Population genetics in R

Introduction

We have samples with two genotypes: the B genotype (associated with single-queen colony phenotype) and the b genotype (associated with multiple-queen colony phenotype).

Our dummy assembly has two scaffolds, from two different chromosomes. The aim of our analysis is to test whether any parts of this assembly differ between the individuals from these two groups (B and b).

In the first part of the analysis, we are going to create a heat map of the genotypes of the individuals and we are going to run Principal Component Analysis (PCA) on these genotypes. This will allow us to test if any of the individuals cluster together by their B/b genotype. This will be done using the adegenet package in R.

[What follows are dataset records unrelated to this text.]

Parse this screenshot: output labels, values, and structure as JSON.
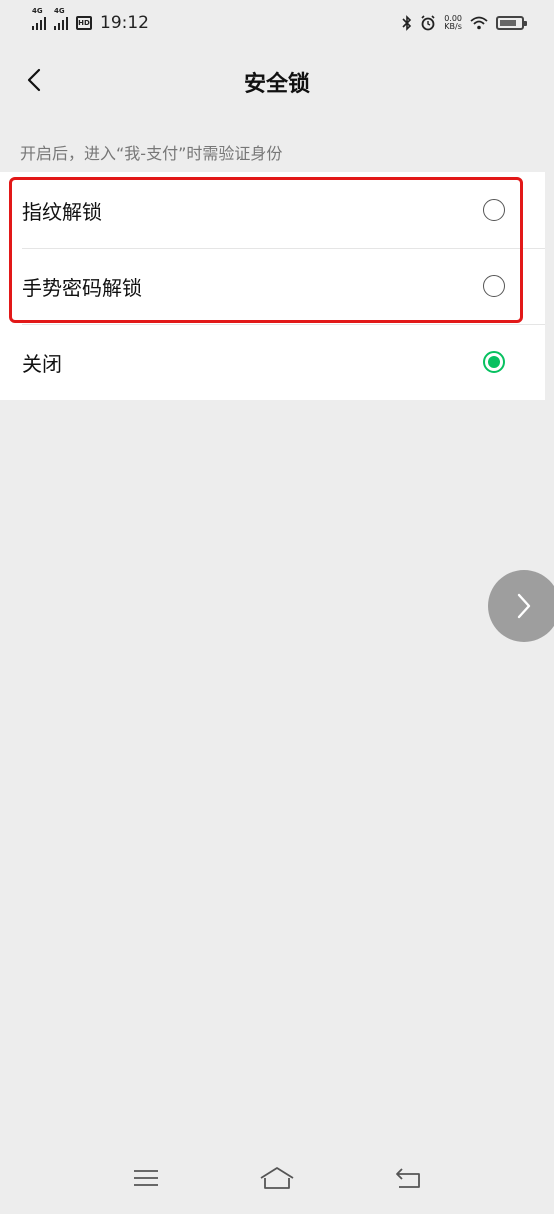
{
  "status_bar": {
    "network_1": "4G",
    "network_2": "4G",
    "chip_label": "HD",
    "time": "19:12",
    "speed_value": "0.00",
    "speed_unit": "KB/s"
  },
  "header": {
    "title": "安全锁"
  },
  "hint": "开启后，进入“我-支付”时需验证身份",
  "options": [
    {
      "label": "指纹解锁",
      "selected": false
    },
    {
      "label": "手势密码解锁",
      "selected": false
    },
    {
      "label": "关闭",
      "selected": true
    }
  ],
  "colors": {
    "accent": "#07c160",
    "highlight": "#e21818",
    "background": "#ededed"
  },
  "icons": {
    "back": "chevron-left-icon",
    "float": "chevron-right-icon",
    "nav_menu": "menu-icon",
    "nav_home": "home-icon",
    "nav_back": "back-icon"
  }
}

In the second part, we are going to measure genetic differentiation between the two groups (B and b). We will do this analysis over a sliding window, to see if the differentiation between B and b are specific to any portion of the genome. We will also measure the genetic diversity among each of the groups, which may tell us something about the evolutionary history of the portions of genome represented in our assembly. This will be done using the PopGenome package in R.

Input into R

Again, make a directory for this practical (e.g., 2020-10-xx-population_genetics). Copy over the R markdown notebook /shared/data/popgen/popgen.Rmd to your project directory. Create input/ subdirectory and symlink the snp.vcf.gz and snp.vcf.gz.tbi file we created in the last practical to it. If you don’t have these files, you can use the ones in: /shared/data/backup_vcf.

2020-10-xx-population_genetics
├── input
│   ├── snp.vcf.gz
│   └── snp.vcf.gz.tbi
└── popgen.Rmd

Next, open Rstudio by clicking on the ‘RStudio’ link in your personal module page (e.g., bt007.genomicscourse.com). Login using your username (e.g., bt007) and the password that you use for ssh. In Rstudio, open the file popgen.Rmd and work through the rest of the practical there.